Abstract

Twenty-eight states have passed Property Assessed Clean Energy (PACE) enabling legislation but most – including Texas – do not have fully operational PACE programs. In some instances, this failure of PACE law to translate into concrete action may be due to drafting defects or to evolving PACE best practices that have rendered early-adopted laws obsolescent. In other instances, it may stem from the chilling effect of actions by mortgage regulators.In March 2013, the Ninth Circuit Court of Appeals resolved the last of a series of legal challenges against mortgage regulators, establishing a period of at least temporary regulatory stability.

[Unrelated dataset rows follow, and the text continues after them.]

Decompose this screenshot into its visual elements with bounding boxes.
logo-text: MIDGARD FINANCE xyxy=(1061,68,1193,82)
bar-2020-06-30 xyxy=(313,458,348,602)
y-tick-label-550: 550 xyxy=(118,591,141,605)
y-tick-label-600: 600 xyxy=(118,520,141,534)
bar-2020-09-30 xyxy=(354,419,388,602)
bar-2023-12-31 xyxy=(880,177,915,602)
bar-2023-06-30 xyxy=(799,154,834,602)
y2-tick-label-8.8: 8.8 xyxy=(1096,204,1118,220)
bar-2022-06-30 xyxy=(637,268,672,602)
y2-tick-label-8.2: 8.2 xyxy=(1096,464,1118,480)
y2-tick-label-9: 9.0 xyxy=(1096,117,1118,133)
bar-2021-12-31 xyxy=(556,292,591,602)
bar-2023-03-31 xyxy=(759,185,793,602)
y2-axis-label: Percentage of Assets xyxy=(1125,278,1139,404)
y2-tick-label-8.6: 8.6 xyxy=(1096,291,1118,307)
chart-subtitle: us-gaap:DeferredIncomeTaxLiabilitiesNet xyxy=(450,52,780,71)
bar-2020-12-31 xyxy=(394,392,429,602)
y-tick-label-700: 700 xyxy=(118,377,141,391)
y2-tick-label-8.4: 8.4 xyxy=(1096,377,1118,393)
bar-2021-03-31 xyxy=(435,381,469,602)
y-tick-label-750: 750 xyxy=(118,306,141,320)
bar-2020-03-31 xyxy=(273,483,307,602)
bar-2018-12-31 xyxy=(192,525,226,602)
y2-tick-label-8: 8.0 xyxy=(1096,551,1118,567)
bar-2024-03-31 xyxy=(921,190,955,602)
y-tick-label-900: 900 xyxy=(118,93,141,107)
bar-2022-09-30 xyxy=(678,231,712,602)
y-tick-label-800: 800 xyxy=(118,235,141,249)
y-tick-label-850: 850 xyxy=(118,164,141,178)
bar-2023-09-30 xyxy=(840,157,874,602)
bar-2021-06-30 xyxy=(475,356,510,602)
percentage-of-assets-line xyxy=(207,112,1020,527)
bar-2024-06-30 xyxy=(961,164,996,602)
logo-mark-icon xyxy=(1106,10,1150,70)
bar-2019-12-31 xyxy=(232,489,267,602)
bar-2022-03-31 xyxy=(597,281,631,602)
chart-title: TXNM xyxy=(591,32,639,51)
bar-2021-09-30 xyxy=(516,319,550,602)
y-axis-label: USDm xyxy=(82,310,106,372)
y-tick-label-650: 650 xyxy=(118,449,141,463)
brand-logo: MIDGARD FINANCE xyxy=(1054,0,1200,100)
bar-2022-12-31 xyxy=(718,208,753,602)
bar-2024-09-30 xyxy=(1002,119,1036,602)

Meanwhile, PACE supporters have continued to trumpet the investment and environmental opportunities in commercial, industrial and multifamily real estate retrofits. Several states have tried to capture these tailwinds by adopting or amending PACE statutes in ways that facilitate non-residential PACE and incorporate lessons learned from pilot programs and recent policy debates.Texas is such a state. Bills introduced this legislative session – S.B. 385 and H.B. 1094 – would reconfigure PACE statutes first enacted in 2009 by expanding PACE to encompass water conservation and steering financing toward commercial, industrial and multifamily properties. If they pass, the bills could serve as a blueprint for other states that either have not passed PACE legislation or have PACE laws on the books that have yet to spawn actual PACE programs.